Baca Juga:  Sekolah Jurnalistik Sosrodilogo, Upaya Merawat Jurnalisme Longform 

Muhammad Luqman, ketua BUMDes Mas Keju Desa Ngraho menceritakan alasan kenapa memilih tempat di tengah persawahan dan diberi nama pasar “Gerdu Laot”. Menurut dia, dulunya di depan pintu gerbang masuk jalan ini ada sebuah gerdu, yang sudah ada sekitar tahun 1952 an. Waktu itu masyarakat di desa Ngraho kebanyakan berprofesi sebagai petani.

Grand Opening pasar/Foto: Listiawati

Banyak warga bekerja melakukan aktivitas sehari-harinya di persawahan ini. Kemudian, ketika menjelang waktu Dhuhur mereka berteriak memanggil teman-temannya untuk “Laot…” yang kalau dalam bahasa Jawa berarti istirahat.

Baca Juga:  Mengarang Sejarah Bodjonegoro

Petani-petani itu lalu berkumpul di gerdu tersebut untuk beristirahat. Seiring berjalannya waktu masyarakat luas menyebutnya dengan nama Gerdu Laot. Berarti tempat istirahat atau berteduh. Karena letaknya yang berada di pinggir jalan raya, banyak sopir bus dan kendaraan lain dari berbagai daerah menjadi tahu tempat itu. “Selain untuk mengingat sejarah pendahulu kami, tapi juga sebagai upaya menjaga kelestarian bahasa lokal,” terangnya.

Di pasar tersebut, kini ada 30 stan milik para pedagang yang menjual beraneka barang.
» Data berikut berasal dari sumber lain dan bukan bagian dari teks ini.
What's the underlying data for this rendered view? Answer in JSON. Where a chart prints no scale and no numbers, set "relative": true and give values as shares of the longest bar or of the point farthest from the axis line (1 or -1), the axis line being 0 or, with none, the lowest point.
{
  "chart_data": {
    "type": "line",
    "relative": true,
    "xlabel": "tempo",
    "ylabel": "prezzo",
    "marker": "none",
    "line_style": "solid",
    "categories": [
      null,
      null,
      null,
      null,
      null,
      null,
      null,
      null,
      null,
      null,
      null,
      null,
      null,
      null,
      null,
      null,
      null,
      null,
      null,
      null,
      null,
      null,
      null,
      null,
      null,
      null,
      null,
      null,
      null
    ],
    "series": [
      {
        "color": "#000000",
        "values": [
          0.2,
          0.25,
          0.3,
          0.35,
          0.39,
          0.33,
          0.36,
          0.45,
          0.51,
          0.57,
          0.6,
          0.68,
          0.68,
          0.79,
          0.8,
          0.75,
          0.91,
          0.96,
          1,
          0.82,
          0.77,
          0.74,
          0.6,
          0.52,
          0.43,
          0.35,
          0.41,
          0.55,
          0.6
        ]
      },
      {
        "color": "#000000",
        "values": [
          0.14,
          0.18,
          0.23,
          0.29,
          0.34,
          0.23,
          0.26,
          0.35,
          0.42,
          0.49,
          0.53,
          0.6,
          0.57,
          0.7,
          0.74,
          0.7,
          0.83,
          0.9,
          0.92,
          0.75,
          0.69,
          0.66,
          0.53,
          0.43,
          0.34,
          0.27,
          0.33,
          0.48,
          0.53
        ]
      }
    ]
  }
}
Mulai dari sayur, makanan, baju hingga mainan. “Pemilik lapak itu semuanya milik warga desa kami, karena memang tujuan pasar ini untuk meningkatkan independensi dan kemandirian ekonomi desa kami,” tambah Luqman selaku koordinator.

Baca Juga:  Berhenti Memutlakkan Identitas Tunggal, Stel Kendho Saja

Warga dan para pedagang khususnya desa Ngraho mengaku senang desanya mengadakan kegiatan ini. “Senang rasanya pemerintah desa memfasilitasi kami, bisa untuk meningkatkan perekonomian keluarga,” ungkap Erviana seorang pedagang yang berjualan di pasar tersebut.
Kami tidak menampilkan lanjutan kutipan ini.